Figure 5.

Plk1 is required for furrow formation and abscission. (A) HeLa cells expressing mCherry-Cep55 were imaged as they exited mitosis after treatment with either DMSO or 1 µM BI2536. Fluorescence (Cep55) and brightfield (BF) still images from the live cell imaging shown in the bottom panels. BI2536 was added as chromosome segregation started in anaphase A or after chromosome segregation, but before furrowing in anaphase B. A dotted line marks abscission in the controls samples. Arrows indicate Cep55 recruitment to the central spindle or midbody. Times are shown in hours:minutes from the start of anaphase, defined as the time point before chromosome segregation was first detected. (B) The graph shows furrow diameter from the onset of anaphase measure in minutes.
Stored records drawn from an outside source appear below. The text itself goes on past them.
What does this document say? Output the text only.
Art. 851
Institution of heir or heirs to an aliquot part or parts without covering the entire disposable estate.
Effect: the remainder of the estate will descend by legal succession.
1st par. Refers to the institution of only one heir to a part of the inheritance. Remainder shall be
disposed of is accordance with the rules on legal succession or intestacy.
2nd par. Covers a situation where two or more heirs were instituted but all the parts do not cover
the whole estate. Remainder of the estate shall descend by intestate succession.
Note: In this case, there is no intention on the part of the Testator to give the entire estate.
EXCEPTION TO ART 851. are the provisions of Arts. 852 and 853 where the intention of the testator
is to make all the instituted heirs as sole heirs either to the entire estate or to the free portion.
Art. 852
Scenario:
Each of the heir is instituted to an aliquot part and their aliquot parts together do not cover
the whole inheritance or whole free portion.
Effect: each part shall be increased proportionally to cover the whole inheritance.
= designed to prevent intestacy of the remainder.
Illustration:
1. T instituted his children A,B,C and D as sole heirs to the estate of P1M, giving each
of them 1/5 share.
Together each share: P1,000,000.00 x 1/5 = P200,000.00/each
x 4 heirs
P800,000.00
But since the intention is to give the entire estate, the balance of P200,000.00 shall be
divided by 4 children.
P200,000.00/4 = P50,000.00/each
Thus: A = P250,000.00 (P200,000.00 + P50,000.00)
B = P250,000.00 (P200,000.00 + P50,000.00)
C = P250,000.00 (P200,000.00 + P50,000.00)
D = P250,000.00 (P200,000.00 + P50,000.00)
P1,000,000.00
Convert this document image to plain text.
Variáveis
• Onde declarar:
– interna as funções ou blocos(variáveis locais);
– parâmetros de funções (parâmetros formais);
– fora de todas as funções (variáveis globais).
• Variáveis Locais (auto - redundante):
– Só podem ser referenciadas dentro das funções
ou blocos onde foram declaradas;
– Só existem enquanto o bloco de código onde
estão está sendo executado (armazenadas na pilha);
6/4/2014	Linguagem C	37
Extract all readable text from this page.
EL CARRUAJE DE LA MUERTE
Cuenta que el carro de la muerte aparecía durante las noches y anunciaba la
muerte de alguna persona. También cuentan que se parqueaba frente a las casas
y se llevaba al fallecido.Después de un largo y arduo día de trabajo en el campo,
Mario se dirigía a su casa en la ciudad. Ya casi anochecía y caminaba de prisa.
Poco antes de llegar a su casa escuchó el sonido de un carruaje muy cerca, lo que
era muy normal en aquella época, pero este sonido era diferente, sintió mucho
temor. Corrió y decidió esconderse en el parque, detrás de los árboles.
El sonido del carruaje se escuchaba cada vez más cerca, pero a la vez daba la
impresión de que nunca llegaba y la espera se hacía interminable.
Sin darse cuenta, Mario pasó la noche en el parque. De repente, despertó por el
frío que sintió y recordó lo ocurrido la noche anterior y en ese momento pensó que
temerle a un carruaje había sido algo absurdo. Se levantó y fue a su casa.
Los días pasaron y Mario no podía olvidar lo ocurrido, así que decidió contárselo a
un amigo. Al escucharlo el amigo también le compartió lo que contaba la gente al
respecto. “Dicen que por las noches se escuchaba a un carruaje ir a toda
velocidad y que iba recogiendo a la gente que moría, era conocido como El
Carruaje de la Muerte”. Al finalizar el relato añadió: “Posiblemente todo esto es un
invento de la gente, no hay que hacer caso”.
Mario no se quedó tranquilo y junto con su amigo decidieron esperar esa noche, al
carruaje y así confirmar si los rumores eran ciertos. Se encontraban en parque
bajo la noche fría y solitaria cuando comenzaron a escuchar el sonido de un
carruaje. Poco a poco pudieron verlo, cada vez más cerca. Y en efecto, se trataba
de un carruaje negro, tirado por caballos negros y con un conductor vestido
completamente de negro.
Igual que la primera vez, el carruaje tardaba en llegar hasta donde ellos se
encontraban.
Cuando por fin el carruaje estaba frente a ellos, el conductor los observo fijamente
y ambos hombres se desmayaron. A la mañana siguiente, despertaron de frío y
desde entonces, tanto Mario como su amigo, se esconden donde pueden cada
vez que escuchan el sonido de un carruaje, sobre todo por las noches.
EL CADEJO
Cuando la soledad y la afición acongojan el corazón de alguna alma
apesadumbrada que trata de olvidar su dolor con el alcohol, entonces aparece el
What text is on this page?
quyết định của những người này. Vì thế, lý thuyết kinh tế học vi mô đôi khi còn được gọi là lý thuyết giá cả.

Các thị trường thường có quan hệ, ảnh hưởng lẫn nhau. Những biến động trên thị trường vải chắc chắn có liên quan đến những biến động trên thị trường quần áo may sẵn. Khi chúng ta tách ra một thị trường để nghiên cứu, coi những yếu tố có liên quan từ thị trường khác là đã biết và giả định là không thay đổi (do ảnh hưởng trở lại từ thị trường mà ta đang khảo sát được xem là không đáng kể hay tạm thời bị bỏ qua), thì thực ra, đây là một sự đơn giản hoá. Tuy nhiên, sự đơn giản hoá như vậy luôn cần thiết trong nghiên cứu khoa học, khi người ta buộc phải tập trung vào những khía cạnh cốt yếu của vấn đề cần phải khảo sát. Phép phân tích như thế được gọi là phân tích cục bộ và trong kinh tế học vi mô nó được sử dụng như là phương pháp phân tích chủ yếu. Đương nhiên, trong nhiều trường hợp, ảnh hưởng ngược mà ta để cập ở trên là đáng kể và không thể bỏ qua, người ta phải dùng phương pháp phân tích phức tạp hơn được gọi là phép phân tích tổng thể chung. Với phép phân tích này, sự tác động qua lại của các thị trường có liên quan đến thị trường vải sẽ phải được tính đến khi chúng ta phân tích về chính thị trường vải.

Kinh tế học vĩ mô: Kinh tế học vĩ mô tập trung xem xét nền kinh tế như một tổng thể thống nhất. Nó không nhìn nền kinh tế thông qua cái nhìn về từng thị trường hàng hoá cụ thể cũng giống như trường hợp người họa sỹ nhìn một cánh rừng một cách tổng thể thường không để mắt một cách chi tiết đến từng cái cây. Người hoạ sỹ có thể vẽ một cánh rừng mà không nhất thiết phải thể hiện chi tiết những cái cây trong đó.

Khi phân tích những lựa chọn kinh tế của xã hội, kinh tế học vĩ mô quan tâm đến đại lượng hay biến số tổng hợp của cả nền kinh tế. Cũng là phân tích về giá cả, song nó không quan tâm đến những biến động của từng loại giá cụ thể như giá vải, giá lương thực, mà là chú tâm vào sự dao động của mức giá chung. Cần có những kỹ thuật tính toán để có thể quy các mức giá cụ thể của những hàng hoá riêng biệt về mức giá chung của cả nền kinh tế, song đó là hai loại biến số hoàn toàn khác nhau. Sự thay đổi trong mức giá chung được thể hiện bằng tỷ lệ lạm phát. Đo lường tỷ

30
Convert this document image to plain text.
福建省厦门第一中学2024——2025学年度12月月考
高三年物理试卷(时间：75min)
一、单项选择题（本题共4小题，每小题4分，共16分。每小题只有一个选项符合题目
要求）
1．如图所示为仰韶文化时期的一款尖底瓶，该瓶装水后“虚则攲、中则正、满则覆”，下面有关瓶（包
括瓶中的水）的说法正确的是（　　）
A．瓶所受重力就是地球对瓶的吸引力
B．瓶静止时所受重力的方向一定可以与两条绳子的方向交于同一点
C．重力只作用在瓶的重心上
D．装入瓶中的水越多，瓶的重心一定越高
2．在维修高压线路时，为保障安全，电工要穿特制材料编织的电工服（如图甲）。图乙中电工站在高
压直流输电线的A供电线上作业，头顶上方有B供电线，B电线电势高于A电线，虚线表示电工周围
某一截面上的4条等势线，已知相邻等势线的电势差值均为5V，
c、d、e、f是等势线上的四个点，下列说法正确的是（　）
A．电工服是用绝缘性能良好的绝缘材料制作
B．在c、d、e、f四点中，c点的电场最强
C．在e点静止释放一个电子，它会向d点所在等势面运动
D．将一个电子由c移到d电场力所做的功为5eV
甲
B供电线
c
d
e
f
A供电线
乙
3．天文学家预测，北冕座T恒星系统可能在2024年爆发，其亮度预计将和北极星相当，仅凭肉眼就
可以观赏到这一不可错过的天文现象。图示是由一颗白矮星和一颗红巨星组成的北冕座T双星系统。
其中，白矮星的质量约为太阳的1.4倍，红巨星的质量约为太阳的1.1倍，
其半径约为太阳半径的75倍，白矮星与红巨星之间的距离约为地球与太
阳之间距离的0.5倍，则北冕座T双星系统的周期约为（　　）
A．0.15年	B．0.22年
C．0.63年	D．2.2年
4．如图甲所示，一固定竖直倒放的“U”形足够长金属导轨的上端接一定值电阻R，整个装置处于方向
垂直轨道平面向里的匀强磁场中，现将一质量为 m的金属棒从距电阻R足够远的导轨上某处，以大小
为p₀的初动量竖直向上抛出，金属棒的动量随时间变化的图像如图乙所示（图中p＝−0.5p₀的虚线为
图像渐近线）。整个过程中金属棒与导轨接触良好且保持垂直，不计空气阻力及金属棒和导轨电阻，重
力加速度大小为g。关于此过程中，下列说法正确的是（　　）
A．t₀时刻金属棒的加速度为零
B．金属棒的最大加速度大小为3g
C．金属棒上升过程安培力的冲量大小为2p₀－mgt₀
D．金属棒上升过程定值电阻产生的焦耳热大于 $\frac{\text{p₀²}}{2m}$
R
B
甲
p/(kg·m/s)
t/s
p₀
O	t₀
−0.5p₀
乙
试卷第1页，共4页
Arrows show the time of Cep55 recruitment and abscission, if this occurred. (C) HeLa cells treated with DMSO or 1 µM BI2536 for 25 min were stained for DNA with DAPI, mouse anti–α-tubulin (blue), rabbit anti-Cep55 (green), and sheep anti-MKlp1 (red). (right) HeLa cells expressing Vps4-EGFP and Cep55-mCherry were treated with DMSO or BI2536 for 25 min before fixation. Arrows mark the rings of Cep55 and Vps4 flanking the midbody position. (D) A model summarizing how the timely recruitment of Cep55 may be important for proper ESCRT function at the midbody. Bars: (main panels) 5 µm; (enlargements) 1 µm.